À la jonction de deux infinis

Flottant entre deux profondeurs, celle des atomes d’un côté et celle des galaxies de l’autre, deux petits livres, récemment publiés, nous donnent un aperçu de l’état actuel de notre compréhension d’un Univers où les lois de la physique comblent la distance entre ciel et terre.

Françoise Combes | Petite histoire de la cosmologie. CNRS Éditions, 152 p., 11 €
Jean Dalibard | Piéger les atomes. CNRS Éditions, 90 p., 9 € 

Hormis le fait d’avoir été écrits par deux chercheurs ayant reçu la médaille d’or du CNRS, ces deux petits textes pourraient sembler n’avoir rien en commun. Dédiés à ces deux merveilles qui, selon Pascal, nous entourent, l’infiniment grand et l’infiniment petit, ils accompagnent le lecteur dans deux directions opposées. Néanmoins, les lire ensemble donne l’opportunité d’appréhender la physique contemporaine pour ce qu’elle est, depuis la révolution scientifique du XVIIe siècle, soit une construction intellectuelle s’appuyant sur l’idée que les mêmes théories peuvent décrire à la fois le ciel et la terre. Oublier cette vision d’ensemble laisse trop souvent le champ libre à une représentation tout à fait discutable, qu’Alexandre Koyré a pointée du doigt dans le premier chapitre de ses Études newtoniennes, cherchant l’origine de la science moderne dans l’esprit pratique, orienté vers la solution des problèmes concrets des techniciens, des ingénieurs civils et militaires de la première modernité. C’est un point de vue qui sous-estime le rôle que la curiosité et les exigences métaphysiques ont pu jouer dans le développement des mathématiques et de l’astronomie, rôle qui mena à la redécouverte de la science grecque. Il occulte aussi deux aspects ne coïncidant guère et qui sont inhérents à la nature empirique de la physique : l’expérimentation, c’est-à-dire la manipulation des objets de la recherche dans le milieu du laboratoire, d’un côté, et l’observation, de l’autre.

L’observation du mouvement des astres, objets sur lesquels on ne peut exercer aucune manipulation, a poussé Galilée et Newton à développer les lois de la dynamique et de la gravitation. Ces mêmes lois, appliquées aux objets sur terre, ont pu servir aussi à l’avancement de technologies comme la balistique. En même temps, pour vérifier les lois célestes, Galilée a utilisé des manipulations de laboratoire telles que, par exemple, sa fameuse expérience du plan incliné. Cela fait que la description conjointe du ciel et de la terre reste le moteur qui fait vivre la physique, même à une époque où l’extrême spécialisation des domaines de recherche pourrait laisser penser le contraire.  

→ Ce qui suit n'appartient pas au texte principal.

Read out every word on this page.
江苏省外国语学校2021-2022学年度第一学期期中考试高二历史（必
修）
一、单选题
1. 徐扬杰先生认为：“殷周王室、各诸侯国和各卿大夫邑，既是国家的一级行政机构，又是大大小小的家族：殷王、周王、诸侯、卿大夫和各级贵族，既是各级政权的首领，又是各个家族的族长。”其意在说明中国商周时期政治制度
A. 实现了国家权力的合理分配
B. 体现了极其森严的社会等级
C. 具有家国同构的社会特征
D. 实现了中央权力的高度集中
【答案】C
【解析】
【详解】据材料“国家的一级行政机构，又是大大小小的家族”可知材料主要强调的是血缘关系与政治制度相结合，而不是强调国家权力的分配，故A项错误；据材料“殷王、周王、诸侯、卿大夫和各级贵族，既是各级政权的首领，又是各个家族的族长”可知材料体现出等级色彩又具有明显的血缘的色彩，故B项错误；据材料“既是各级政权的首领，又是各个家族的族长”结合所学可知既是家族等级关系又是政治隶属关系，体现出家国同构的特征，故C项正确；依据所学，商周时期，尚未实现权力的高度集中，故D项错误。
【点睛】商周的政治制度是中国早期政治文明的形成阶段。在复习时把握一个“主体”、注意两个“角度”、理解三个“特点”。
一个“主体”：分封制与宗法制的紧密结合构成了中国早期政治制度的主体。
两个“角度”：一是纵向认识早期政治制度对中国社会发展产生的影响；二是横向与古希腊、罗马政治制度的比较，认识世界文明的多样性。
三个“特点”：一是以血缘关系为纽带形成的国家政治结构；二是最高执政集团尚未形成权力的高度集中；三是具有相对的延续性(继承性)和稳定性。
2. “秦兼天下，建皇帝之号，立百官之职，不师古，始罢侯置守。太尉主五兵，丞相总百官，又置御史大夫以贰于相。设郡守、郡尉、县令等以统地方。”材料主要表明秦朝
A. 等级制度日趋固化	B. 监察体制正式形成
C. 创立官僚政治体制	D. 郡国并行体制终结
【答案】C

Françoise Combes, Petite histoire de la cosmologie, CNRS Éditions, 152 p., 11 €

Jean Dalibard, Piéger les atomes, CNRS Éditions, 90 p., 9 €
Ancienne photo du « Harem de Pickering », représentant les femmes calculatrices embauchées par l’astronome de Harvard Edward Charles Pickering. Le groupe inclut Henrietta Leavitt, Annie Jump Cannon, Williamina Fleming et Antonia Maury (1890) © CC0/Harvard College Observatory

Avec Françoise Combes, on est du côté du ciel. Ses contributions à la cosmologie sont innombrables. Son intérêt principal a toujours été dirigé vers l’évolution des galaxies. C’est bien l’idée, propre à la révolution scientifique, que les mêmes théories vérifiées par l’expérimentation peuvent expliquer nos observations d’objets très éloignés dans l’espace et dans le temps, idée qui a conduit aux premières simulations numériques de la forme des galaxies. Françoise Combes a ainsi pu expliquer l’origine de certains traits caractéristiques de ces objets, tel le bulbe observé dans la zone centrale des galaxies spirales. Depuis ses premières recherches, elle s’est intéressée aussi à la détection de molécules dans l’espace, notamment du monoxyde de carbone,  ainsi qu’au type de mécanismes à l’origine de leur synthèse au cours de l’évolution stellaire et galactique.

Dans les six chapitres qui composent sa Petite historie de la cosmologie, on trouvera un vrai état des lieux des idées qui ont guidé l’étude scientifique de l’Univers. Après un aperçu assez rapide sur les origines de la science de l’Univers, depuis l’Antiquité jusqu’au XIXe siècle, vient une partie centrale composée de trois chapitres, entièrement consacrée au XXe siècle. Le premier, parcourant les étapes clé menant à la compréhension de la nature des galaxies, montre, entre autres choses, à quel point il a été difficile d’extrapoler la distance des objets observés par les astronomes. Le rôle central qu’ont eu les théories sur l’évolution stellaire et notamment sur la physique des étoiles variables pourrait difficilement être surévalué. La proportionnalité entre la période de certaines étoiles variables et leur luminosité, découverte par Henrietta Leavitt en 1924-1925, servira à Edwin Hubble pour démontrer l’existence d’objets extérieurs à notre galaxie. L’importance de la découverte d’Henrietta Leavitt ne sera reconnue que bien plus tard car les femmes « calculatrices » n’étaient pas censées participer aux publications de revues prestigieuses. Un excursus sur le rôle central des grandes théories, notamment celle de la relativité, et de lois physiques vérifiées « sur terre », tel l’effet Doppler, dans la naissance de l’idée d’un Univers en évolution conclut le chapitre.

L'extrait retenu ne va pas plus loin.